Essas perguntas também pairam sobre os refugiados rohingyas na Malásia. Como em Bangladesh, nossas equipes testemunham diariamente as consequências de sua marginalização; privados de status legal, ficam altamente suscetíveis a extorsão, abuso e detenção. Sua situação nesses países expõe um fracasso coletivo global de proteger pessoas já tão vulneráveis de outras violações. Assim, requer liderança e solução internacional, não apenas regional.
Com certeza, a raiz do problema está em Mianmar, onde ainda vivem entre 550 mil e 600 mil rohingyas. Muito pouco se sabe sobre a saúde e o status humanitário daqueles no norte de Rakhine. Nossos repetidos apelos de acesso a essa região continuam a ser ignorados ou negados pelas autoridades. Apesar do ultraje internacional pela violência cometida pelas forças de segurança de Mianmar contra os rohingyas em 2017, a pressão externa produziu pouca ou nenhuma mudança efetiva. Discriminação e segregação persistem, e um pequeno número de rohingyas continuou a fugir para Bangladesh em 2018.
Por mais de duas décadas, temos assistido a uma constante deterioração dos direitos humanos e da condição humanitária em Rakhine. As contínuas restrições de acesso ao norte e a detenção efetiva de rohingyas em campos da região central mostram-se como sérios dilemas operacionais e éticos para MSF. A capacidade de ver e falar sobre o que se passa ainda é a razão central para nossa presença contínua, mesmo que nossa capacidade de responder às necessidades de saúde tenha sido consideravelmente reduzida.
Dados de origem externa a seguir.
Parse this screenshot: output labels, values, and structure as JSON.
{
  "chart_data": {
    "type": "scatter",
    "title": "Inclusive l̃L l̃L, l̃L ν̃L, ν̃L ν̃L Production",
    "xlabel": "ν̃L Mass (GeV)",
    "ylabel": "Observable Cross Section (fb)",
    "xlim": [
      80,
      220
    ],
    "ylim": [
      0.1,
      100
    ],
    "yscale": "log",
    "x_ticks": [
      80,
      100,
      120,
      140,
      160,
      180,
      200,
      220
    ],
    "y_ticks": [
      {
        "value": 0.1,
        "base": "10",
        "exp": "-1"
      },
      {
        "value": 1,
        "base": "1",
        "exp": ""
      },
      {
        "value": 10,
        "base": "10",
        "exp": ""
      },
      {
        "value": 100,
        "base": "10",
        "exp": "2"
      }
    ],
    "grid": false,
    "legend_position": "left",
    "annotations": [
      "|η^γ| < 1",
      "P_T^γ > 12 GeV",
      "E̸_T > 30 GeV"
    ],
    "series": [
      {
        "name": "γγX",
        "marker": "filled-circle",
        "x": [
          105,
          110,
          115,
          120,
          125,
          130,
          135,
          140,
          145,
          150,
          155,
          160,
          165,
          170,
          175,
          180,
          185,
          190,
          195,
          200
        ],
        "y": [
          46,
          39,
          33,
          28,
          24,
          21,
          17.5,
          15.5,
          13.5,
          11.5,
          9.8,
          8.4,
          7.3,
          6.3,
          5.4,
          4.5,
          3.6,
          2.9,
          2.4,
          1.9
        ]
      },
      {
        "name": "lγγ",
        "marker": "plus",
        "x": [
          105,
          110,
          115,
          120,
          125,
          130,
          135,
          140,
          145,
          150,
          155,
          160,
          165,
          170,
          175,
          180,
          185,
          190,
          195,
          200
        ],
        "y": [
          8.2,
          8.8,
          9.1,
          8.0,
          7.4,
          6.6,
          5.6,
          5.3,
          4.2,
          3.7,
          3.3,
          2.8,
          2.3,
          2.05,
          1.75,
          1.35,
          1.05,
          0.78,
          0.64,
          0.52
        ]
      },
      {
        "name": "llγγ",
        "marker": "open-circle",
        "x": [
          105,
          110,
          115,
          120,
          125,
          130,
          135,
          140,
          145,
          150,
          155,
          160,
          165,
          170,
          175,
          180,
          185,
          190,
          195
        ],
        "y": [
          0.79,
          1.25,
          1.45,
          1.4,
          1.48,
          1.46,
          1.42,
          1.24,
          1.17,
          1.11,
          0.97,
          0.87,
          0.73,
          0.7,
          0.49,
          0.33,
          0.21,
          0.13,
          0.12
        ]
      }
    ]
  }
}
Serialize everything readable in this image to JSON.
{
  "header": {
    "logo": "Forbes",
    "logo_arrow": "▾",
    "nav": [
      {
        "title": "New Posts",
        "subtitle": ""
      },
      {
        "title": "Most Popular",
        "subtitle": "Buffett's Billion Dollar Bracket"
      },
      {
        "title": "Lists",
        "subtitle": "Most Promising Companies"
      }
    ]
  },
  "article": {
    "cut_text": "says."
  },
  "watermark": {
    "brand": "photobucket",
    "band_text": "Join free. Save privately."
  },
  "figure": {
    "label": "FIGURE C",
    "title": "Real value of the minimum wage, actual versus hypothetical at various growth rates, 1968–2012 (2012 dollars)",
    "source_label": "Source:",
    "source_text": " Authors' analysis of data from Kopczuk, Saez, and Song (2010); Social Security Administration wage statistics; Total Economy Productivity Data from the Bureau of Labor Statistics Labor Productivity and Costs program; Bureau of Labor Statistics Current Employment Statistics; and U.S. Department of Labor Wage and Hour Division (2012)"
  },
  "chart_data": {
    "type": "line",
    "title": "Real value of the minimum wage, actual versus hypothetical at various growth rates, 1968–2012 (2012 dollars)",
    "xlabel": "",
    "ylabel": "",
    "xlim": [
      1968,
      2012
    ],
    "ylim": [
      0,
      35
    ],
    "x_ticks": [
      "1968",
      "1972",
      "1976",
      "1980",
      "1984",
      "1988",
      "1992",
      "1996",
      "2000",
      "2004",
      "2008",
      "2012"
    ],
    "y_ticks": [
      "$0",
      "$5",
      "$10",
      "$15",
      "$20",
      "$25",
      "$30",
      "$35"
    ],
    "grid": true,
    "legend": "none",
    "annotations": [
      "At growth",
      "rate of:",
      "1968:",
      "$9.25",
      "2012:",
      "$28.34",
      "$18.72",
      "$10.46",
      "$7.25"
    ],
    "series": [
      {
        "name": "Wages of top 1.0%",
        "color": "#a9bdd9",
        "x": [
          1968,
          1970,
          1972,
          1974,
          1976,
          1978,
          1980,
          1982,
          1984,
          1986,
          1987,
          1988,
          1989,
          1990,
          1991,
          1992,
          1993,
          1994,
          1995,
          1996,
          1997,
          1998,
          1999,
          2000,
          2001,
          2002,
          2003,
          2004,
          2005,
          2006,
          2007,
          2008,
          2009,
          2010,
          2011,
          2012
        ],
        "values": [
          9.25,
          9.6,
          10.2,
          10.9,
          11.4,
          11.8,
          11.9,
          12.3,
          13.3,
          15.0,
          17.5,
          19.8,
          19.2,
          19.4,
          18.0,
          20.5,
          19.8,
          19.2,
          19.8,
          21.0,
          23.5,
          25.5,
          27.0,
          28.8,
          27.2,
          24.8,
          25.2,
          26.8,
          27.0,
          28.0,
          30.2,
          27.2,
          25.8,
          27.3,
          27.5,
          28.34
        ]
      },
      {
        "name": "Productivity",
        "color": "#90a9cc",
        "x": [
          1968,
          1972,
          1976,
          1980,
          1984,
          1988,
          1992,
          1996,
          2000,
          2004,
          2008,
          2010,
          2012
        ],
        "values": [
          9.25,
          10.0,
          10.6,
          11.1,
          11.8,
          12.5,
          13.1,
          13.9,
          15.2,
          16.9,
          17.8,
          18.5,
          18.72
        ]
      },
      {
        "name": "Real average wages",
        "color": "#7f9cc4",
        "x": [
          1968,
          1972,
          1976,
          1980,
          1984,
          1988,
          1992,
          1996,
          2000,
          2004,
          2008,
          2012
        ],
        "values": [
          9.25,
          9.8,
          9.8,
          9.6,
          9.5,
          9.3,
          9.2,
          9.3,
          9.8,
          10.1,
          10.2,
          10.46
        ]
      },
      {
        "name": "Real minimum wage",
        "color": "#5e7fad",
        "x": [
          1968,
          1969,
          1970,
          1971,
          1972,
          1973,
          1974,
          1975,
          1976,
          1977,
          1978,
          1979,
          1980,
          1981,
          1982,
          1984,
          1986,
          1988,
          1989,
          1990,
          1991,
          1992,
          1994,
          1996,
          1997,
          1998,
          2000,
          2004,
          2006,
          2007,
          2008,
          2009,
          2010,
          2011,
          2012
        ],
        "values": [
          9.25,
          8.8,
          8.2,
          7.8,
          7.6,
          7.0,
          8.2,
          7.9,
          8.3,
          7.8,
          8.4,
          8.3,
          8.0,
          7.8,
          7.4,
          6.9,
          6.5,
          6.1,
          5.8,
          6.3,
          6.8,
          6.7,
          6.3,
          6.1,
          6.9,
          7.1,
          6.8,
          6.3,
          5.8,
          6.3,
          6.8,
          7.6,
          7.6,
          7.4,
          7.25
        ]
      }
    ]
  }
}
À medida que o olhar do mundo passa dos rohingyas para a próxima emergência humanitária, o desafio em 2019 e em diante será manter visível a condição de um dos grupos de pessoas mais vulneráveis do mundo. Continuaremos a oferecer serviços médicos e humanitários muito necessários e falaremos sobre a escalada das necessidades dos rohingyas em Mianmar, em Bangladesh e na Malásia, mas a indignação moral da comunidade internacional também deve ser traduzida em ações significativas, para acabar com a discriminação e a negação da cidadania, condição prévia para o retorno voluntário, seguro e digno de rohingyas a Mianmar. Os governos precisam ir além do apoio de subsistência em Bangladesh e redobrar seus esforços diplomáticos para que os rohingyas tenham chance genuína de uma vida melhor.